Is ENZ Able to Sustain its Profitability?

Does small-cap Medical Specialities company Enzo Biochem have a sustainably profitable business model? By studying its gross margins and comparing them to its operating margins, we can gain insight into quality of its business. With gross margins at 39.2%, you might be telling yourself the Enzo Biochem is profitable -- but there is more to the story.

Gross margins take into account only the cost of revenue, meaning the expenses directly related to each sale. So it's important to also look at operating margins, which take into account overhead costs. One way to look at it is that gross profit gives insight into Enzo Biochem's market and the viability of its business model. Operating margins, on the other hand, show you how efficiently the company is implementing this business model.

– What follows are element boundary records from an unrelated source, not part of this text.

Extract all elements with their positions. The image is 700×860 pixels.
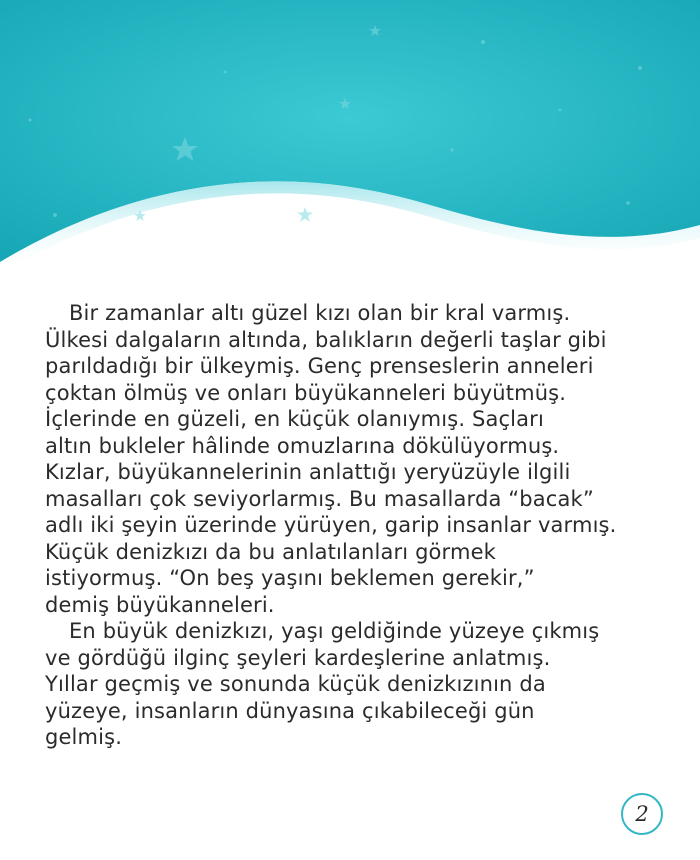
story-line: Bir zamanlar altı güzel kızı olan bir kral varmış. [69,301,571,325]
story-line: Küçük denizkızı da bu anlatılanları görmek [45,539,496,564]
page-number: 2 [635,802,649,826]
sparkle-dot [638,66,642,70]
story-paragraph-2 [45,618,685,751]
story-paragraph-1 [45,300,685,618]
page-number-badge [621,793,663,835]
sparkle-dot [559,109,562,112]
star-icon [297,207,313,222]
story-line: masalları çok seviyorlarmış. Bu masallarda “bacak” [45,486,594,511]
story-line: parıldadığı bir ülkeymiş. Genç prenseslerin anneleri [45,354,594,378]
story-line: demiş büyükanneleri. [45,592,275,617]
story-line: En büyük denizkızı, yaşı geldiğinde yüzeye çıkmış [69,619,600,643]
story-line: Yıllar geçmiş ve sonunda küçük denizkızının da [45,672,546,696]
sparkle-dot [450,148,453,151]
story-line: yüzeye, insanların dünyasına çıkabileceği gün [45,698,535,723]
story-text [45,300,685,751]
story-line: altın bukleler hâlinde omuzlarına dökülüyormuş. [45,433,560,458]
story-line: ve gördüğü ilginç şeyleri kardeşlerine anlatmış. [45,645,551,670]
sparkle-dot [626,201,630,205]
story-line: gelmiş. [45,725,123,749]
story-line: İçlerinde en güzeli, en küçük olanıymış. Saçları [45,407,544,431]
header-wave-banner [0,0,700,290]
story-line: adlı iki şeyin üzerinde yürüyen, garip insanlar varmış. [45,513,617,537]
sparkle-dot [224,71,227,74]
story-line: Ülkesi dalgaların altında, balıkların değerli taşlar gibi [45,327,607,352]
sparkle-dot [481,40,485,44]
story-line: Kızlar, büyükannelerinin anlattığı yeryüzüyle ilgili [45,460,571,484]
sparkle-dot [29,119,32,122]
story-line: çoktan ölmüş ve onları büyükanneleri büyütmüş. [45,380,567,405]
sparkle-dot [53,213,57,217]
story-line: istiyormuş. “On beş yaşını beklemen gerekir,” [45,566,535,590]
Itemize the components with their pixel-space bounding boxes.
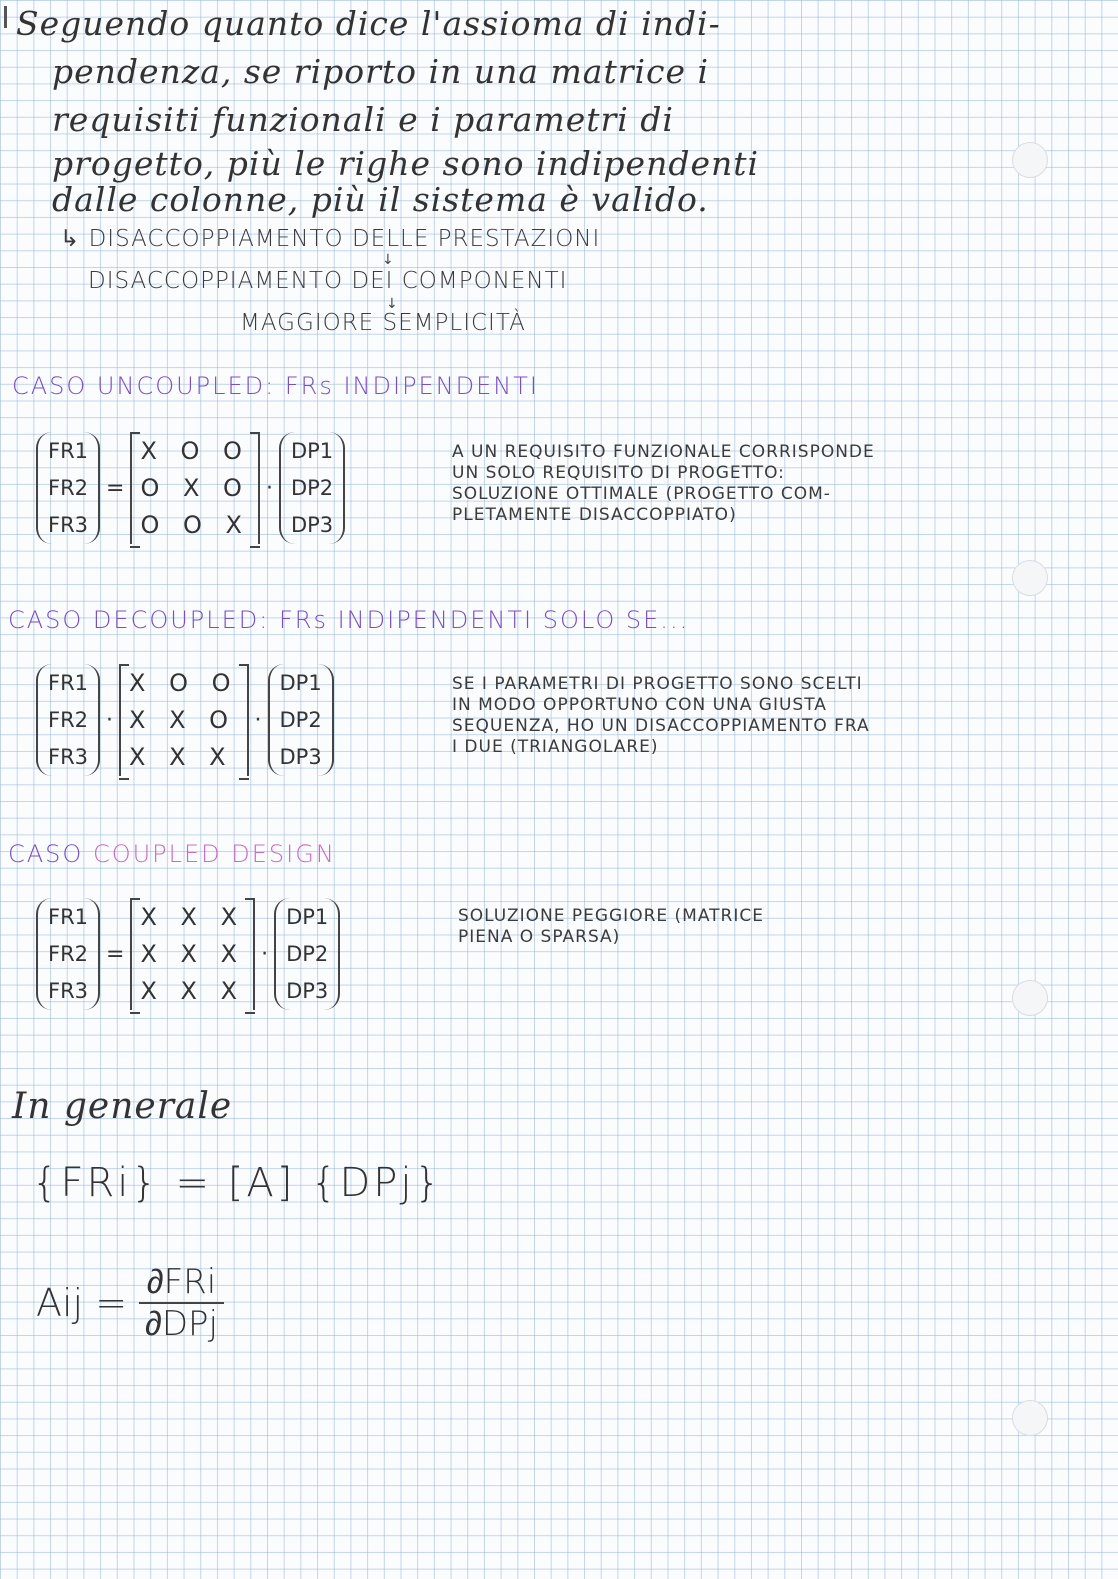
fr-entry: FR1 [48, 439, 89, 463]
dp-entry: DP2 [279, 708, 322, 732]
chain-line-1: ↳ DISACCOPPIAMENTO DELLE PRESTAZIONI [60, 226, 601, 252]
matrix-element-lhs: Aij = [36, 1281, 128, 1325]
note-line: PIENA O SPARSA) [458, 927, 621, 947]
dp-entry: DP2 [286, 942, 329, 966]
dp-entry: DP1 [290, 439, 334, 463]
product-dot: · [254, 707, 262, 733]
punch-hole [1012, 980, 1048, 1016]
dp-entry: DP3 [286, 979, 329, 1003]
intro-line-4: progetto, più le righe sono indipendenti [52, 144, 760, 183]
fr-entry: FR1 [48, 671, 89, 695]
matrix-row: X X X [140, 903, 246, 931]
punch-hole [1012, 560, 1048, 596]
matrix-row: O O X [140, 511, 250, 539]
note-coupled [458, 906, 764, 948]
dp-entry: DP1 [286, 905, 329, 929]
fr-entry: FR2 [48, 476, 89, 500]
derivative-formula [36, 1262, 226, 1344]
general-title: In generale [12, 1086, 233, 1127]
fr-entry: FR2 [48, 942, 89, 966]
product-dot: · [106, 707, 114, 733]
fraction-numerator: ∂FRi [139, 1262, 224, 1304]
fr-vector [36, 432, 100, 544]
chain-line-3: MAGGIORE SEMPLICITÀ [240, 310, 526, 336]
intro-line-2: pendenza, se riporto in una matrice i [52, 52, 710, 91]
fraction-denominator: ∂DPj [145, 1304, 218, 1344]
note-uncoupled [452, 442, 875, 526]
product-dot: · [265, 475, 273, 501]
fr-vector [36, 664, 100, 776]
equals-sign: = [106, 941, 125, 967]
punch-hole [1012, 1400, 1048, 1436]
fr-entry: FR2 [48, 708, 89, 732]
note-line: SEQUENZA, HO UN DISACCOPPIAMENTO FRA [452, 716, 870, 736]
heading-decoupled: CASO DECOUPLED: FRs INDIPENDENTI SOLO SE... [8, 606, 690, 634]
fraction [137, 1262, 226, 1344]
equals-sign: = [106, 475, 125, 501]
intro-line-3: requisiti funzionali e i parametri di [52, 100, 674, 139]
dp-entry: DP1 [279, 671, 322, 695]
note-line: A UN REQUISITO FUNZIONALE CORRISPONDE [452, 442, 875, 462]
dp-vector [274, 898, 340, 1010]
matrix-row: X X X [129, 743, 234, 771]
fr-vector [36, 898, 100, 1010]
down-arrow-icon: ↓ [382, 252, 394, 268]
margin-mark [4, 6, 7, 28]
note-decoupled [452, 674, 870, 758]
fr-entry: FR3 [48, 979, 89, 1003]
dp-entry: DP3 [279, 745, 322, 769]
general-formula: {FRi} = [A] {DPj} [32, 1160, 443, 1206]
note-line: IN MODO OPPORTUNO CON UNA GIUSTA [452, 695, 827, 715]
heading-coupled [8, 840, 336, 868]
note-line: SE I PARAMETRI DI PROGETTO SONO SCELTI [452, 674, 863, 694]
heading-coupled-prefix: CASO [8, 840, 84, 868]
fr-entry: FR3 [48, 513, 89, 537]
intro-line-1: Seguendo quanto dice l'assioma di indi- [16, 4, 721, 43]
note-line: PLETAMENTE DISACCOPPIATO) [452, 505, 737, 525]
matrix-row: X X X [140, 977, 246, 1005]
fr-entry: FR1 [48, 905, 89, 929]
matrix-row: O X O [140, 474, 250, 502]
fr-entry: FR3 [48, 745, 89, 769]
dp-vector [279, 432, 345, 544]
matrix-row: X O O [129, 669, 239, 697]
heading-coupled-title: COUPLED DESIGN [92, 840, 336, 868]
matrix-equation-uncoupled [36, 432, 345, 544]
note-line: I DUE (TRIANGOLARE) [452, 737, 659, 757]
matrix-equation-coupled [36, 898, 340, 1010]
chain-line-2: DISACCOPPIAMENTO DEI COMPONENTI [88, 268, 568, 294]
punch-hole [1012, 142, 1048, 178]
dp-entry: DP2 [290, 476, 334, 500]
down-arrow-icon: ↓ [386, 296, 398, 312]
design-matrix [119, 664, 248, 776]
dp-entry: DP3 [290, 513, 334, 537]
matrix-equation-decoupled [36, 664, 334, 776]
note-line: SOLUZIONE PEGGIORE (MATRICE [458, 906, 764, 926]
design-matrix [130, 898, 255, 1010]
matrix-row: X X O [129, 706, 237, 734]
note-line: SOLUZIONE OTTIMALE (PROGETTO COM- [452, 484, 831, 504]
note-line: UN SOLO REQUISITO DI PROGETTO: [452, 463, 785, 483]
heading-uncoupled: CASO UNCOUPLED: FRs INDIPENDENTI [12, 372, 539, 400]
design-matrix [130, 432, 259, 544]
matrix-row: X X X [140, 940, 246, 968]
intro-line-5: dalle colonne, più il sistema è valido. [52, 180, 709, 219]
product-dot: · [261, 941, 269, 967]
dp-vector [268, 664, 334, 776]
matrix-row: X O O [140, 437, 250, 465]
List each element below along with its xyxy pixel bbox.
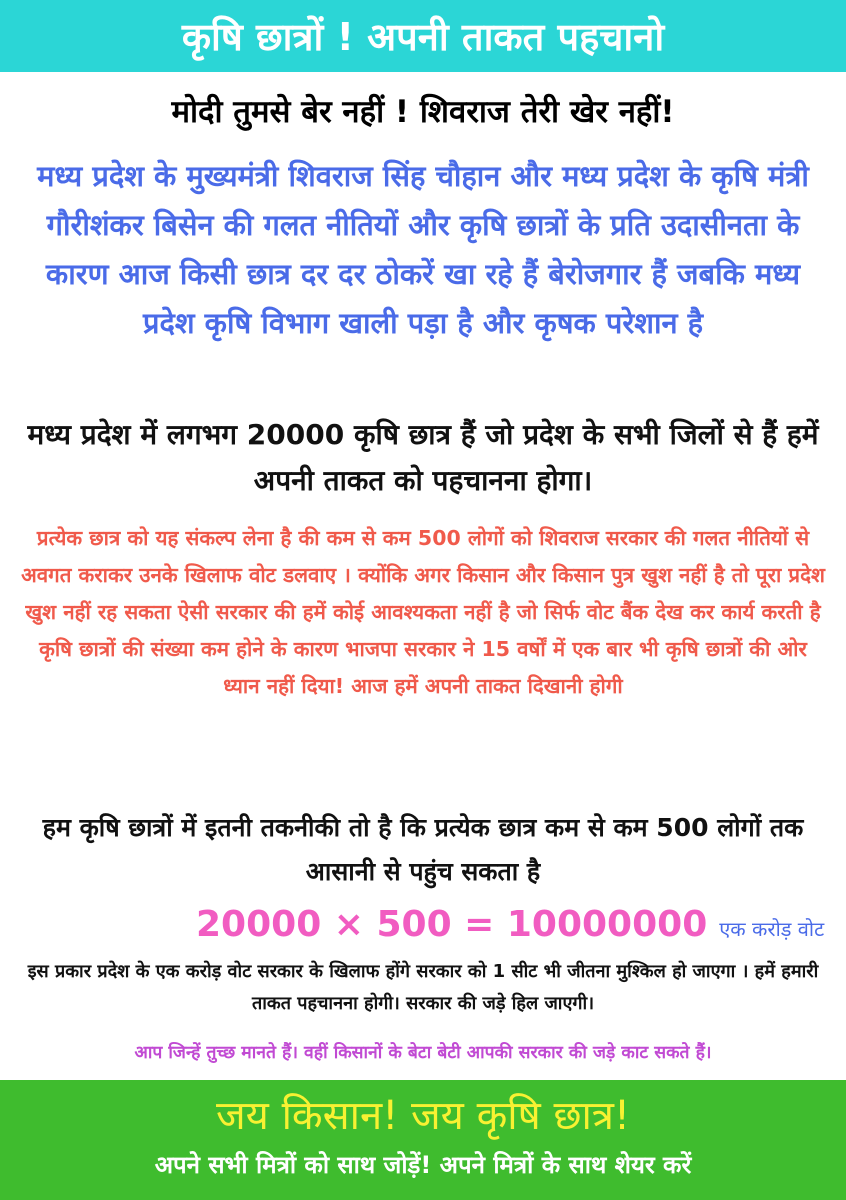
- intro-paragraph: मध्य प्रदेश के मुख्यमंत्री शिवराज सिंह चौहान और मध्य प्रदेश के कृषि मंत्री गौरीशंकर बिसेन की गलत नीतियों और कृषि छात्रों के प्रति उदासीनता के कारण आज किसी छात्र दर दर ठोकरें खा रहे हैं बेरोजगार हैं जबकि मध्य प्रदेश कृषि विभाग खाली पड़ा है और कृषक परेशान है: [37, 159, 809, 340]
- slogan-line: मोदी तुमसे बेर नहीं ! शिवराज तेरी खेर नहीं!: [171, 94, 675, 130]
- footer-banner: [0, 1080, 846, 1200]
- share-message: अपने सभी मित्रों को साथ जोड़ें! अपने मित्रों के साथ शेयर करें: [154, 1151, 692, 1179]
- result-paragraph: इस प्रकार प्रदेश के एक करोड़ वोट सरकार के खिलाफ होंगे सरकार को 1 सीट भी जीतना मुश्किल हो जाएगा । हमें हमारी ताकत पहचानना होगी। सरकार की जड़े हिल जाएगी।: [27, 961, 819, 1014]
- page-title: कृषि छात्रों ! अपनी ताकत पहचानो: [181, 15, 665, 59]
- footer-slogan: जय किसान! जय कृषि छात्र!: [215, 1093, 631, 1139]
- closing-line: आप जिन्हें तुच्छ मानते हैं। वहीं किसानों के बेटा बेटी आपकी सरकार की जड़े काट सकते हैं।: [134, 1043, 712, 1063]
- equation-expression: 20000 × 500 = 10000000: [196, 904, 708, 945]
- tech-paragraph: हम कृषि छात्रों में इतनी तकनीकी तो है कि प्रत्येक छात्र कम से कम 500 लोगों तक आसानी से पहुंच सकता है: [42, 813, 804, 886]
- appeal-paragraph: प्रत्येक छात्र को यह संकल्प लेना है की कम से कम 500 लोगों को शिवराज सरकार की गलत नीतियों से अवगत कराकर उनके खिलाफ वोट डलवाए । क्योंकि अगर किसान और किसान पुत्र खुश नहीं है तो पूरा प्रदेश खुश नहीं रह सकता ऐसी सरकार की हमें कोई आवश्यकता नहीं है जो सिर्फ वोट बैंक देख कर कार्य करती है कृषि छात्रों की संख्या कम होने के कारण भाजपा सरकार ने 15 वर्षों में एक बार भी कृषि छात्रों की ओर ध्यान नहीं दिया! आज हमें अपनी ताकत दिखानी होगी: [21, 526, 825, 698]
- stats-paragraph: मध्य प्रदेश में लगभग 20000 कृषि छात्र हैं जो प्रदेश के सभी जिलों से हैं हमें अपनी ताकत को पहचानना होगा।: [27, 418, 819, 497]
- title-banner: [0, 0, 846, 72]
- equation-note: एक करोड़ वोट: [719, 917, 825, 941]
- vote-equation: [196, 904, 824, 945]
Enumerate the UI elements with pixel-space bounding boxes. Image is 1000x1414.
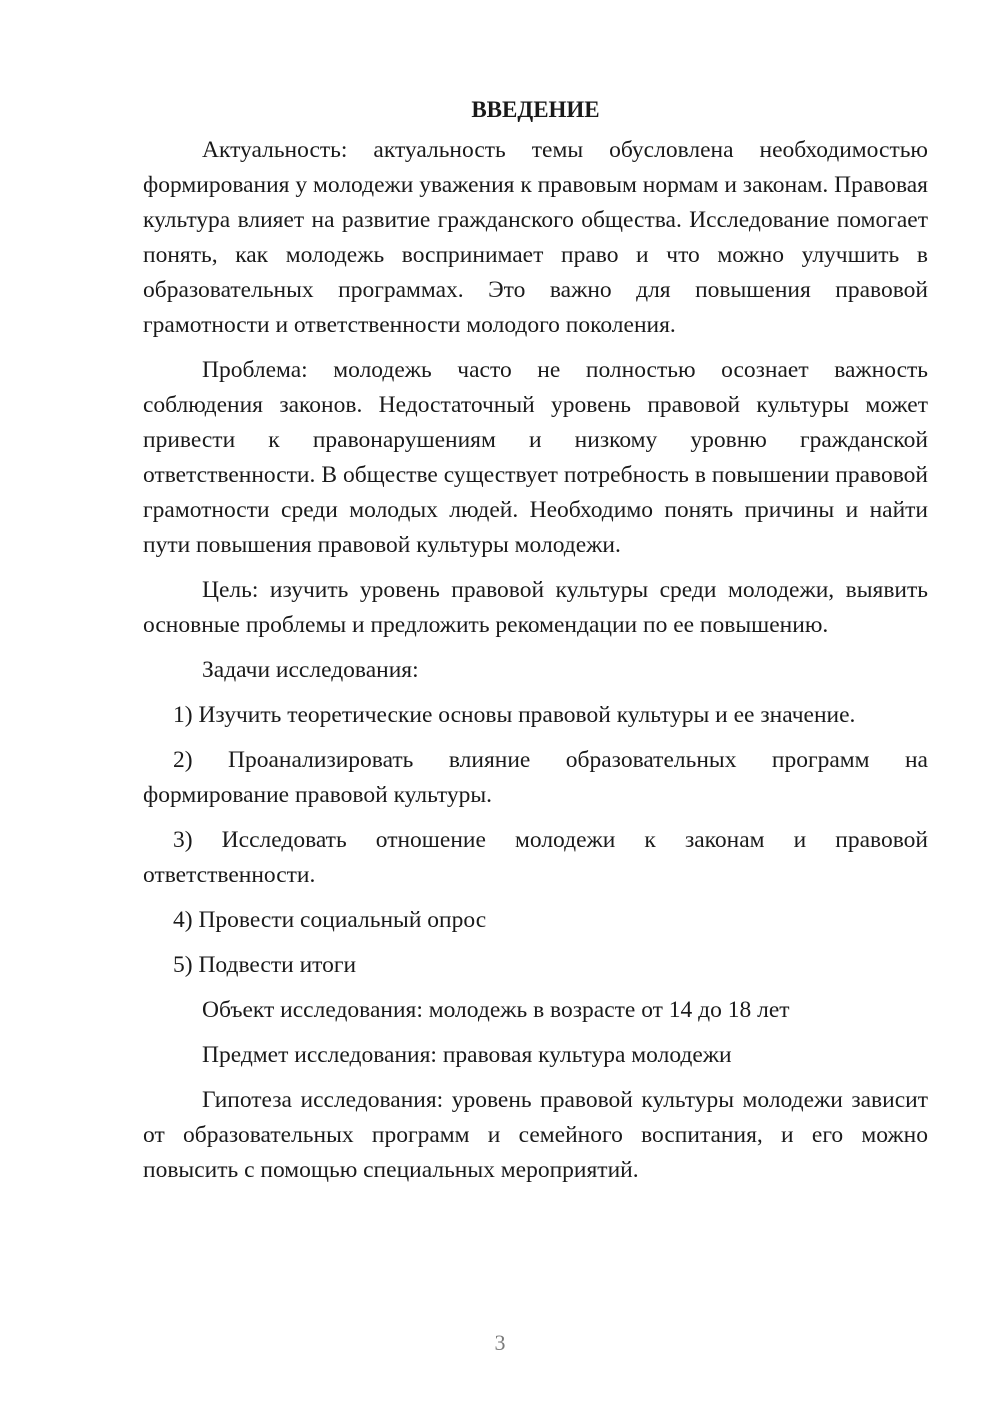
tasks-heading: Задачи исследования: xyxy=(202,657,419,683)
subject-paragraph: Предмет исследования: правовая культура молодежи xyxy=(202,1042,732,1068)
task-item: 2) Проанализировать влияние образовательных программ на формирование правовой культуры. xyxy=(143,747,928,808)
relevance-paragraph: Актуальность: актуальность темы обусловлена необходимостью формирования у молодежи уважения к правовым нормам и законам. Правовая культура влияет на развитие гражданского общества. Исследование помогает понять, как молодежь воспринимает право и что можно улучшить в образовательных программах. Это важно для повышения правовой грамотности и ответственности молодого поколения. xyxy=(143,137,928,338)
task-item: 3) Исследовать отношение молодежи к законам и правовой ответственности. xyxy=(143,827,928,888)
goal-paragraph: Цель: изучить уровень правовой культуры среди молодежи, выявить основные проблемы и предложить рекомендации по ее повышению. xyxy=(143,577,928,638)
task-item: 4) Провести социальный опрос xyxy=(173,907,487,933)
page-number: 3 xyxy=(494,1330,506,1355)
hypothesis-paragraph: Гипотеза исследования: уровень правовой культуры молодежи зависит от образовательных программ и семейного воспитания, и его можно повысить с помощью специальных мероприятий. xyxy=(143,1087,928,1183)
task-item: 1) Изучить теоретические основы правовой культуры и ее значение. xyxy=(173,702,856,728)
problem-paragraph: Проблема: молодежь часто не полностью осознает важность соблюдения законов. Недостаточный уровень правовой культуры может привести к правонарушениям и низкому уровню гражданской ответственности. В обществе существует потребность в повышении правовой грамотности среди молодых людей. Необходимо понять причины и найти пути повышения правовой культуры молодежи. xyxy=(143,357,928,558)
object-paragraph: Объект исследования: молодежь в возрасте от 14 до 18 лет xyxy=(202,997,790,1023)
task-item: 5) Подвести итоги xyxy=(173,952,357,978)
page-title: ВВЕДЕНИЕ xyxy=(471,97,600,122)
page-body xyxy=(143,92,928,1198)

Date Reported Revenue ($ k) Cost of Revenue ($ k) Gross Margins (%) YoY Growth (%)
2022-07-31 107,071 65,104 39.2 -13.87
2021-07-31 117,731 64,154 45.51 45.54
2020-07-31 76,021 52,251 31.27 9.18
2019-07-31 81,170 57,922 28.64 n/a
Date Reported Total Revenue ($ k) Operating Expenses ($ k) Operating Margins (%) YoY Growth (%)
2022-07-31 107,071 57,474 -14.48 -414.78
2021-07-31 117,731 48,157 4.6 114.8
2020-07-31 76,021 47,408 -31.09 -131.09
2019-07-31 81,170 47,440 100 n/a

Over the last four years, Enzo Biochem's operating margins have averaged 14.8% and are growing at a rate of -42.1%. Despite the unprofitable results in the most recent year, there is no present indication that the company's lack of profitability is part of an endurring trend.